Tuesday, February 17, 2015

Boston Wine Expo: Reaction to qvevri wine

by Terry Sullivan

17.02.2015. The 2015 Boston Wine Expo [read more in: Georgia to showcase wines at Boston Wine Expo] was cut short due to yet another blizzard to plague Boston. On Saturday, I spent most of my time pouring wines and gently educating wine enthusiasts for Badagoni Winery in the country Georgia. I enjoyed working the inside of the table. Unfortunately, I never had the time to visit many of the other tables at the expo that I was planning to visit. I was just having too much fun.

Most of the expo attendees that stopped at the Badagoni table have not had wines from the country Georgia. I used my ipad to show the location of Georgia and photos of the grapes in the wines they were tasting. One of the wines was a qvevri wine. I used photos to explain what qvevris were and how they were made. I also talked about the Alaverdi Monastery qvevri Rkatsiteli the qvevri wine we were serving at our table. Reaction to the question, “Are American wine enthusiasts ready for Georgian white qvevri wines,” was mixed. A little over half of those I asked said yes, others did not think so. Of those saying yes, some were red wine drinkers. I suggested they try a white wine and poured the qvevri white wine. It was well received. Another discovery was the need to provide education about the qvevri wines prior to tasting them.

Some of the take-aways from the expo were people didn’t realize that Georgia is the birthplace of wine, people were not aware of qvevri wines or that qvevri winemaking is on the UNESCO list of Intangible Culture Heritage and that the country Georgia is not the state Georgia.

There were only a few people at the end of the expo that admitted that they were reluctant to approach the Georgia wine tables because they thought that the wines were from the state of Georgia. At the trade tasting and the beginning of the public tasting this was not received at our table.

Consistently throughout the tasting both, for the trade and public, there was amazement that Georgia is the birthplace of wine. It seemed to me that they were more amazed that grapes were cultivated and wines made for 8,000 years. Eight thousand is a hard number to think about when you are referring to years. When it comes to wine, generally the population considers the ancient Romans and Greeks as old. It is a bit difficult to think of wine growing and wine making that predates the ancients by several thousand years.
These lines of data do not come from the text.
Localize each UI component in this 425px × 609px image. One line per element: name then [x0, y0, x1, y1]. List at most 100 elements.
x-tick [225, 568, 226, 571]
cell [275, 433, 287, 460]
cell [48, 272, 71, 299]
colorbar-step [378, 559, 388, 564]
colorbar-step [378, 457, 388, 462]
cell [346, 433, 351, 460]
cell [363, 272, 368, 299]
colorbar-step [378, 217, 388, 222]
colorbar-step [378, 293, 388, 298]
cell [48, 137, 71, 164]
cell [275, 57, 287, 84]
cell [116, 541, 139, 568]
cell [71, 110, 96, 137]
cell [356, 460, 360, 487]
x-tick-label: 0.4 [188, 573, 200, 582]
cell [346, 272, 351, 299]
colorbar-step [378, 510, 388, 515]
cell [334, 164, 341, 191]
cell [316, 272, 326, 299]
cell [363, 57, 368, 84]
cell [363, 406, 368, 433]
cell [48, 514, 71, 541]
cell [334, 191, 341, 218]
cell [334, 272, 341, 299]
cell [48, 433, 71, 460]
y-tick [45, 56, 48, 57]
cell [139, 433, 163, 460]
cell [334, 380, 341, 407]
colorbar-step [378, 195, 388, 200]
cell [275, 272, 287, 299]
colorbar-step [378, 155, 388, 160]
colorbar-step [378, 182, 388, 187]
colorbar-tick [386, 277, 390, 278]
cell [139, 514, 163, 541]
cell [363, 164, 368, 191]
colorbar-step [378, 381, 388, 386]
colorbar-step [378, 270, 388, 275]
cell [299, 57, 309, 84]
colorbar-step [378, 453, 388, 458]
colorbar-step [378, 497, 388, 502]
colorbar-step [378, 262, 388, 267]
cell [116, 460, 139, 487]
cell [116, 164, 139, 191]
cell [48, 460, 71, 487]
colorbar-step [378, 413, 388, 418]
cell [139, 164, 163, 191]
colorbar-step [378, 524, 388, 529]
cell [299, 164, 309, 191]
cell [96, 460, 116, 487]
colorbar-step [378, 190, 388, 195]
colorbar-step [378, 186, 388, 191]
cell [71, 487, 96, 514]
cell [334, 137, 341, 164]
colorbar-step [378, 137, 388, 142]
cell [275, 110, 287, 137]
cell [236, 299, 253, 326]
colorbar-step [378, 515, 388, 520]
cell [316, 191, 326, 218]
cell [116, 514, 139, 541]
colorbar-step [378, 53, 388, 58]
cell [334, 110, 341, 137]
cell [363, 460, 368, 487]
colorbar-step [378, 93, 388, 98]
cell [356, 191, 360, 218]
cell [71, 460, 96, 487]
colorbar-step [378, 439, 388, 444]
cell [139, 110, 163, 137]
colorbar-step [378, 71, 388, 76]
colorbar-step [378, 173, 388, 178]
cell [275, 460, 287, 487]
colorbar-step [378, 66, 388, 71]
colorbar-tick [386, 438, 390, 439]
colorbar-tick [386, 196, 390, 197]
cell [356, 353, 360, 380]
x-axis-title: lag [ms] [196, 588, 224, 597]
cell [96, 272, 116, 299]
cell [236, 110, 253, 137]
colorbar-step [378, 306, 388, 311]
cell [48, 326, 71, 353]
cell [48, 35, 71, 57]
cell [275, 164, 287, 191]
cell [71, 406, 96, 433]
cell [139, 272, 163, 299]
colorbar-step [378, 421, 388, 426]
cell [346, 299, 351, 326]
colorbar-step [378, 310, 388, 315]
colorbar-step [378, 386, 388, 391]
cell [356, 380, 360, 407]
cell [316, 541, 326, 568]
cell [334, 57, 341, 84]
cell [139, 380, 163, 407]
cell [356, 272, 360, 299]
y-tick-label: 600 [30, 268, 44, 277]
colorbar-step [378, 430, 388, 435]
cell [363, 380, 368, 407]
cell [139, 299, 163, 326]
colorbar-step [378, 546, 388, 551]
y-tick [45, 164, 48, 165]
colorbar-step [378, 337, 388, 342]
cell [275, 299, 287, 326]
Qvevri wines were unexpected. Several of those who tasted the Alaverdi Monastery qvevri Rkatsiteli stated that it was the most unique wine at the expo. Several people left to return awhile later with friends. They wanted their friends to taste a qvevri wine.

For those that visited the Georgian wine tables, they are aware of the country, its wines and its 8,000 year wine growing and winemaking tradition.